Statistical inference, bias and big data

These days Big Data is all the rage.  As you might expect, big data describes large data sets, and more specifically, data sets that are so big that traditional analytical tools are often not sufficient to make sense of them.  Much of the big data revolution originates with the internet, mainly because the internet makes the dissemination of data cheaper and easier, but also because the internet generates big data itself.

On the surface, it might seem that bigger is always better.  Often this is probably true; for example, in experimental research designs more data means more generalizability, which means the research impact is broader, and the findings are less likely to be due to chance.  But the flip side is that big data can obscure mistakes, and make things that are unimportant seem important.  In short, everything that makes big data good at finding new and interesting discoveries is also good at finding things that are unimportant and not true.

Consider the following model:


The outcome is something of interest, for this example, life expectancy.  The true determinant is something that has a direct and real influence on the outcome–like exercise.

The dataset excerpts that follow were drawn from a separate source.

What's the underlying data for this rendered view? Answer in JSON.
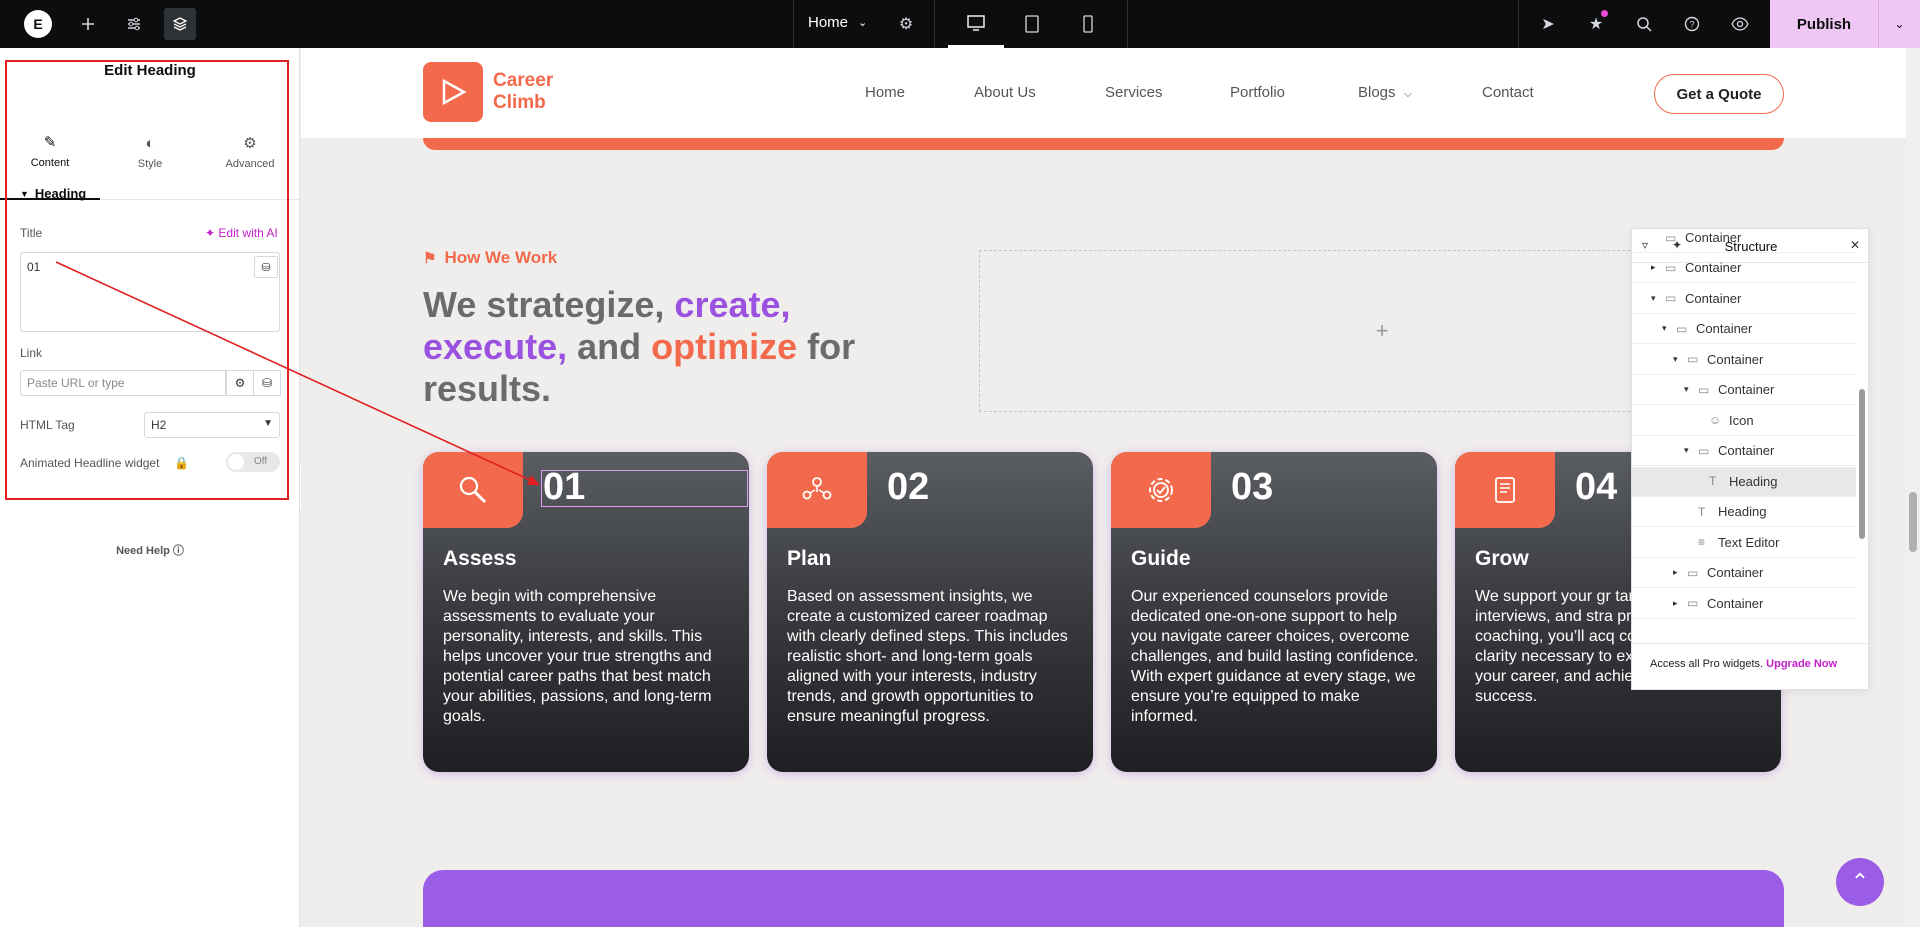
{
  "topbar": {
    "logo": "E",
    "page_name": "Home",
    "publish_label": "Publish",
    "colors": {
      "bg": "#0c0d0e",
      "publish": "#f0c6f4"
    }
  },
  "panel": {
    "title": "Edit Heading",
    "tabs": [
      {
        "label": "Content",
        "icon": "pencil-icon"
      },
      {
        "label": "Style",
        "icon": "half-circle-icon"
      },
      {
        "label": "Advanced",
        "icon": "gear-icon"
      }
    ],
    "section": "Heading",
    "title_label": "Title",
    "edit_ai_label": "Edit with AI",
    "title_value": "01",
    "link_label": "Link",
    "link_placeholder": "Paste URL or type",
    "html_tag_label": "HTML Tag",
    "html_tag_value": "H2",
    "animated_label": "Animated Headline widget",
    "toggle_label": "Off",
    "need_help": "Need Help"
  },
  "site": {
    "brand_line1": "Career",
    "brand_line2": "Climb",
    "nav": [
      "Home",
      "About Us",
      "Services",
      "Portfolio",
      "Blogs",
      "Contact"
    ],
    "quote_button": "Get a Quote",
    "eyebrow": "How We Work",
    "headline": {
      "part1": "We strategize, ",
      "part2": "create,",
      "part3": "execute,",
      "part4": " and ",
      "part5": "optimize",
      "part6": " for results."
    },
    "drop_plus": "+",
    "cards": [
      {
        "num": "01",
        "title": "Assess",
        "icon": "magnifier-icon",
        "desc": "We begin with comprehensive assessments to evaluate your personality, interests, and skills. This helps uncover your true strengths and potential career paths that best match your abilities, passions, and long-term goals."
      },
      {
        "num": "02",
        "title": "Plan",
        "icon": "team-icon",
        "desc": "Based on assessment insights, we create a customized career roadmap with clearly defined steps. This includes realistic short- and long-term goals aligned with your interests, industry trends, and growth opportunities to ensure meaningful progress."
      },
      {
        "num": "03",
        "title": "Guide",
        "icon": "gear-check-icon",
        "desc": "Our experienced counselors provide dedicated one-on-one support to help you navigate career choices, overcome challenges, and build lasting confidence. With expert guidance at every stage, we ensure you’re equipped to make informed."
      },
      {
        "num": "04",
        "title": "Grow",
        "icon": "document-icon",
        "desc": "We support your gr targeted skill develo interviews, and stra preparation. Throug coaching, you’ll acq confidence, and clarity necessary to excel, advance in your career, and achieve professional success."
      }
    ],
    "colors": {
      "orange": "#f26a4b",
      "purple": "#9b52e0"
    }
  },
  "structure": {
    "title": "Structure",
    "rows": [
      {
        "label": "Container",
        "caret": "",
        "icon": "container-icon",
        "indent": 1
      },
      {
        "label": "Container",
        "caret": "▸",
        "icon": "container-icon",
        "indent": 1
      },
      {
        "label": "Container",
        "caret": "▾",
        "icon": "container-icon",
        "indent": 1
      },
      {
        "label": "Container",
        "caret": "▾",
        "icon": "container-icon",
        "indent": 2
      },
      {
        "label": "Container",
        "caret": "▾",
        "icon": "container-icon",
        "indent": 3
      },
      {
        "label": "Container",
        "caret": "▾",
        "icon": "container-icon",
        "indent": 4
      },
      {
        "label": "Icon",
        "caret": "",
        "icon": "icon-widget-icon",
        "indent": 5
      },
      {
        "label": "Container",
        "caret": "▾",
        "icon": "container-icon",
        "indent": 4
      },
      {
        "label": "Heading",
        "caret": "",
        "icon": "heading-icon",
        "indent": 5,
        "selected": true
      },
      {
        "label": "Heading",
        "caret": "",
        "icon": "heading-icon",
        "indent": 4
      },
      {
        "label": "Text Editor",
        "caret": "",
        "icon": "text-editor-icon",
        "indent": 4
      },
      {
        "label": "Container",
        "caret": "▸",
        "icon": "container-icon",
        "indent": 3
      },
      {
        "label": "Container",
        "caret": "▸",
        "icon": "container-icon",
        "indent": 3
      }
    ],
    "footer_text": "Access all Pro widgets.",
    "footer_link": "Upgrade Now"
  }
}
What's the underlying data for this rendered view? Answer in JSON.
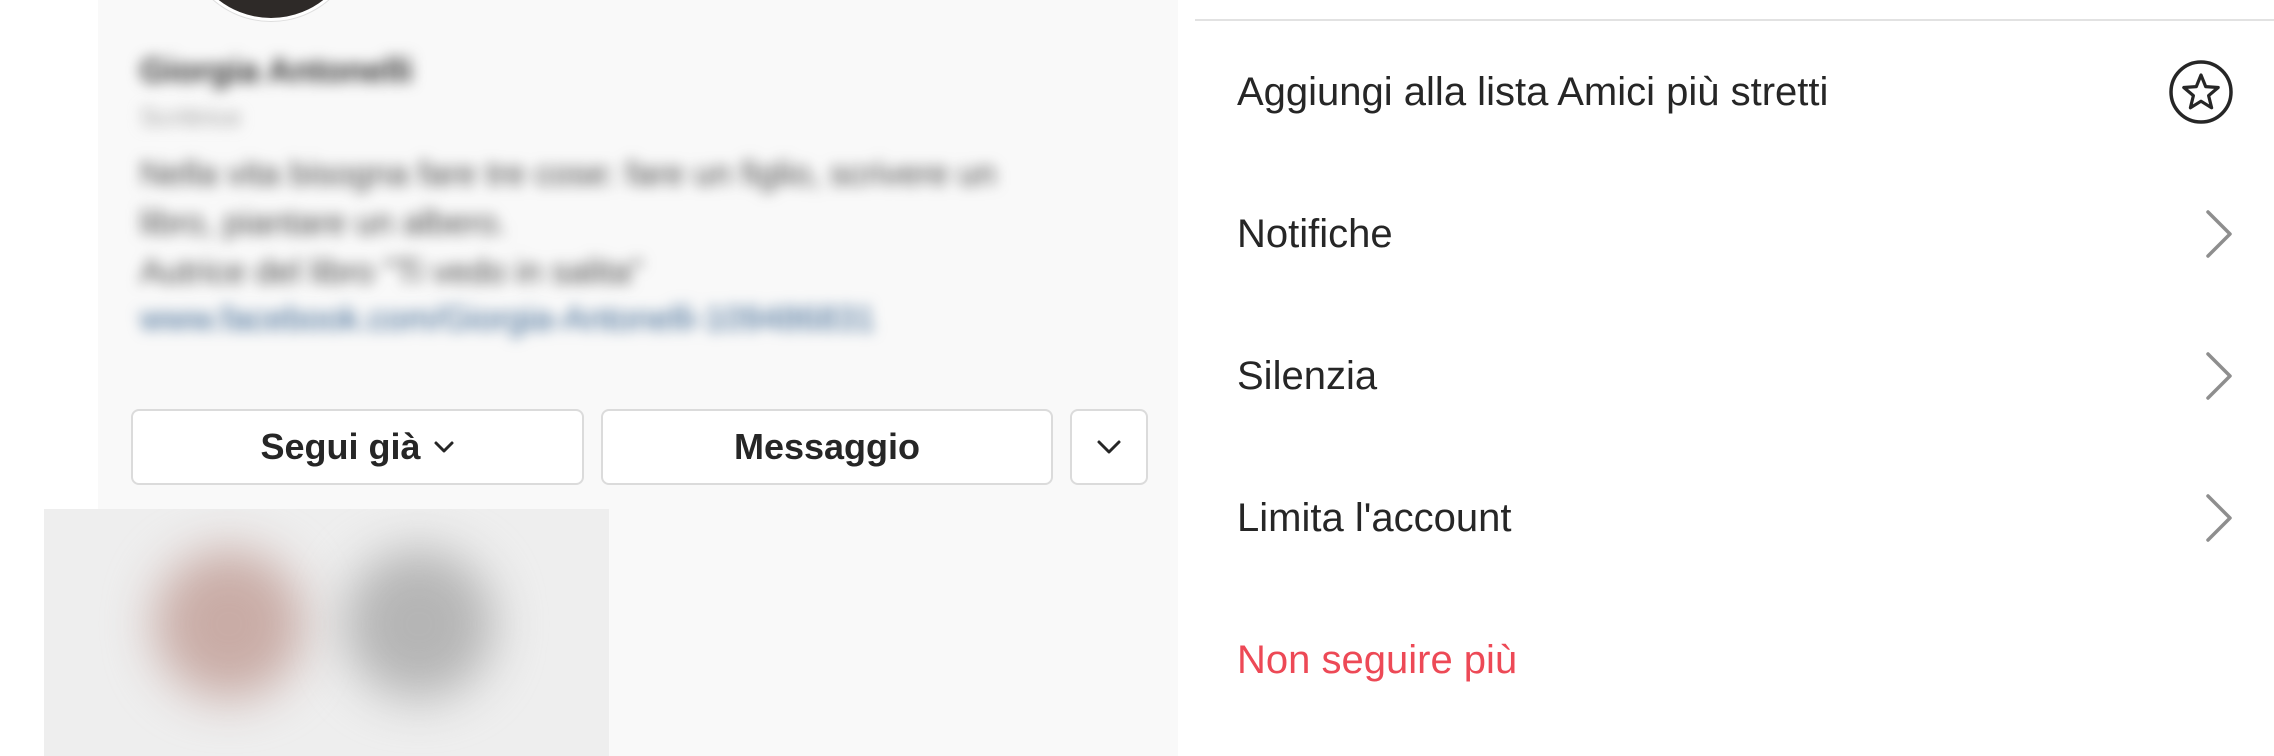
{
  "profile": {
    "name": "Giorgia Antonelli",
    "category": "Scrittrice",
    "bio_lines": [
      "Nella vita bisogna fare tre cose: fare un figlio, scrivere un",
      "libro, piantare un albero.",
      "Autrice del libro \"Ti vedo in salita\""
    ],
    "link": "www.facebook.com/Giorgia-Antonelli-109486831"
  },
  "actions": {
    "follow_label": "Segui già",
    "message_label": "Messaggio"
  },
  "sheet": {
    "items": [
      {
        "label": "Aggiungi alla lista Amici più stretti",
        "icon": "star-circle-icon"
      },
      {
        "label": "Notifiche",
        "icon": "chevron-right-icon"
      },
      {
        "label": "Silenzia",
        "icon": "chevron-right-icon"
      },
      {
        "label": "Limita l'account",
        "icon": "chevron-right-icon"
      },
      {
        "label": "Non seguire più",
        "color": "#ed4956"
      }
    ]
  },
  "colors": {
    "destructive": "#ed4956",
    "text": "#262626",
    "border": "#dbdbdb"
  }
}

The bias is a factor that has no real influence on the outcome–say hours spent reading the National Post–but has an apparent effect because of systematic error in the collection or analysis of data.  The random error is the sum of all other unmeasured determinants that might explain the outcome.

Random error is not really a problem provided it is independent of the other determinants of the process. Indeed, big data has an indirect way of reducing the impact of random error; generally speaking, the larger the data set, the easier it is to measure effects that are small in relation to the size of the random error.  So if exercise has a very small influence on life expectancy (and most of the variation in life expectancy is contained in the random error), with large enough data I will still be able to measure the effect of exercise on life expectancy.

Bias is the most worrisome part in the process I’ve described here.  Bias is systematic error, which means that it doesn’t just obscure effects (like random error) but misleads us by making an effect look to have a different relationship with an outcome than what is actually the case.  Specifically, it either makes an important effect look unimportant, or an unimportant effect look important.  In small data sets where the true effects are strong (such as the association between smoking and lung cancer), small biases are probably of little concern because small data sets are less likely to reveal them.  Large biases are always a concern, but careful review of methods will often catch these a priori, so they can be filtered out of research by rigorous scientific review. Small biases can become a problem in big data, however, because big data can detect small effects, particularly if researchers use ‘statistical significance’ as a benchmark for accepting or rejecting an effect as important.

To illustrate the problem, I offer the results of a computer simulation based on the model above

N bias and inference

Each line shows the change in ‘p value’ with increasing size of the data set.  P values are often used to make inferences about effects–the smaller the p value, the more likely a researcher will accept an effect as interesting (‘statistically significant’).  The x-axis is the log of data set size to help with the interpretation of the graph; a value of 5 is a data set of about 150 observations, and a value of 9 is a data set of about 9000 observations.  The colours correspond to the amount of bias–basically, a rough reference for the magnitude of systematic error.  A value of 10% is a bias with a magnitude 10% that of a true effect of interest, a value of 50% is a bias with a magnitude half that of a true effect, and the blue circles correspond to bias roughly the size of the true effect.

In this simulation small errors (10% or less) are unlikely to lead to regularly spurious conclusions in data sets with less than 5 to 10 million records.  But bias of a size half that of a true effect becomes a problem once data sets get to be 5000 observations or more in size; it is at this point that p values get to be well below the 0.05 threshold that some researchers use to determine importance of an effect.

This simulation isn’t terribly generalizable, but it clearly illustrates the (very predictable) point that big data is better at finding effects–both real ones, and systematic errors–than small data.  It is hard to comment about the scope of the problem in practice, but it is enough of a problem that some applied statisticians have questioned the value of ‘statistical significance’ in the era of big data.  There are various solutions to the problem, but my preferred option is to focus on effect size; for large data sets assume that all measures are ‘significant’, but then describe the importance of the effects with respect to magnitude.  I will discuss some examples of this in future posts.